Lieberman: Aviation Security Not Where It Should Be Resolution Of Airport Security Legislation Is Critical

WASHINGTON – Senate Governmental Affairs Committee Chairman Joe Lieberman, D-Conn., expressed concern Wednesday about the safety of airline travel in light of a series of recent airport security lapses, despite extra security precautions ordered by the Federal Aviation Administration.
            “There continue to be troubling lapses in security,” Lieberman said at a hearing he convened in conjunction with the subcommittee on Oversight of Government Management to examine if aviation security has improved since the terrorist attacks.  “Aviation security has improved since September 11, but we have a ways to go before we have full confidence in the security of our skies.”
            Department of Transportation Inspector General Kenneth Mead testified that less than10 percent of checked baggage was scanned for bombs.  Lieberman called that fact “stunning” and further noted that a recent spot-check of sophisticated bomb inspection machines at selected airports over the Veterans’ Day weekend found that fewer than 30 percent were in continuous use, despite an FAA directive ordering more usage.
            In this context, Lieberman called for quick passage of aviation security legislation now
being debated in a House-Senate conference.  The bill calls for expanding the air marshal program and federalizing passenger and baggage screening services.  Included in the Senate version of the measure are provisions authored by Lieberman and Committee member Senator Richard Durbin, D-Ill., that would expand background checks of airport personnel, employ more effective passenger and baggage screening procedures and equipment, and fund accelerated research and development of promising new security technologies.
             “Prior to September 11, we let ourselves become too relaxed,” Lieberman said.  “But if we had had the Senate aviation security bill in place, as well as the FAA directives now being implemented, it would have been a lot harder for the terrorists to have succeeded.  It will truly be outrageous if Congress leaves for Thanksgiving without passing aviation security legislation and sending it to the President for his signature.”

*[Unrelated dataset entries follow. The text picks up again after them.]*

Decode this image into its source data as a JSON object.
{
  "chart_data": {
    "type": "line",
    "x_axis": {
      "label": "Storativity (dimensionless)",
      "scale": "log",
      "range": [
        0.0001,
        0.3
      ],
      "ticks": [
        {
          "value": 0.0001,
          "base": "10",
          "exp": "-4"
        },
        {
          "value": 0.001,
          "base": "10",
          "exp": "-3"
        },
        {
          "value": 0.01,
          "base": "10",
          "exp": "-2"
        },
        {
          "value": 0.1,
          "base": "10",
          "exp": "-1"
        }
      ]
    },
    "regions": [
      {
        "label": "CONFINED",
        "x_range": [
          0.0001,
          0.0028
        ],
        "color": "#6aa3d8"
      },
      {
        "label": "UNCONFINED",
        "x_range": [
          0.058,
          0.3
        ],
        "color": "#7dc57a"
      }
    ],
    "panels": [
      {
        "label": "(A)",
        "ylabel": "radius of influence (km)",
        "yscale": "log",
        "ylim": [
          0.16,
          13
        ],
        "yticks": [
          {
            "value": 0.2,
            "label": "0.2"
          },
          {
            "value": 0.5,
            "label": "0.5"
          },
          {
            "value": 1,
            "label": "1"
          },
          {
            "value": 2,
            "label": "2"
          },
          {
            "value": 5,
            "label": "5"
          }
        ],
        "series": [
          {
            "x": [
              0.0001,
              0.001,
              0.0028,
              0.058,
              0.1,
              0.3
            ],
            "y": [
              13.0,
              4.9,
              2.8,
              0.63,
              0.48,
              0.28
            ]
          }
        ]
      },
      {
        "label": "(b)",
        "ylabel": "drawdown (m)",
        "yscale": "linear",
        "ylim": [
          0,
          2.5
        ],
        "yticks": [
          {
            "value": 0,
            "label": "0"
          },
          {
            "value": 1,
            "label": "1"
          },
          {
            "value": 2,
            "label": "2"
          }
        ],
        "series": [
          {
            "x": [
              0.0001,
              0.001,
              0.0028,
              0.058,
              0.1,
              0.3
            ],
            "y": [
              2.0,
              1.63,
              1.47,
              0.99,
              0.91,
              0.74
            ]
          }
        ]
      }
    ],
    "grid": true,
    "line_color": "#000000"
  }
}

            “I am encouraged by some of  the steps taken by the FAA to bolster security, including the stationing of National Guard personnel at airports, the expanded use of computer programs to pre-screen passengers, and the use of FBI watch lists to check passengers and employees,” Lieberman added. “They all speak to a much-needed state of extra vigilance.”
            He also welcomed the administration’s “zero tolerance” policy that has resulted in some inconvenience to passengers – such as delayed flights and concourse evacuations – but that shows “the government is more willing to take tough action to enforce compliance with its directives.”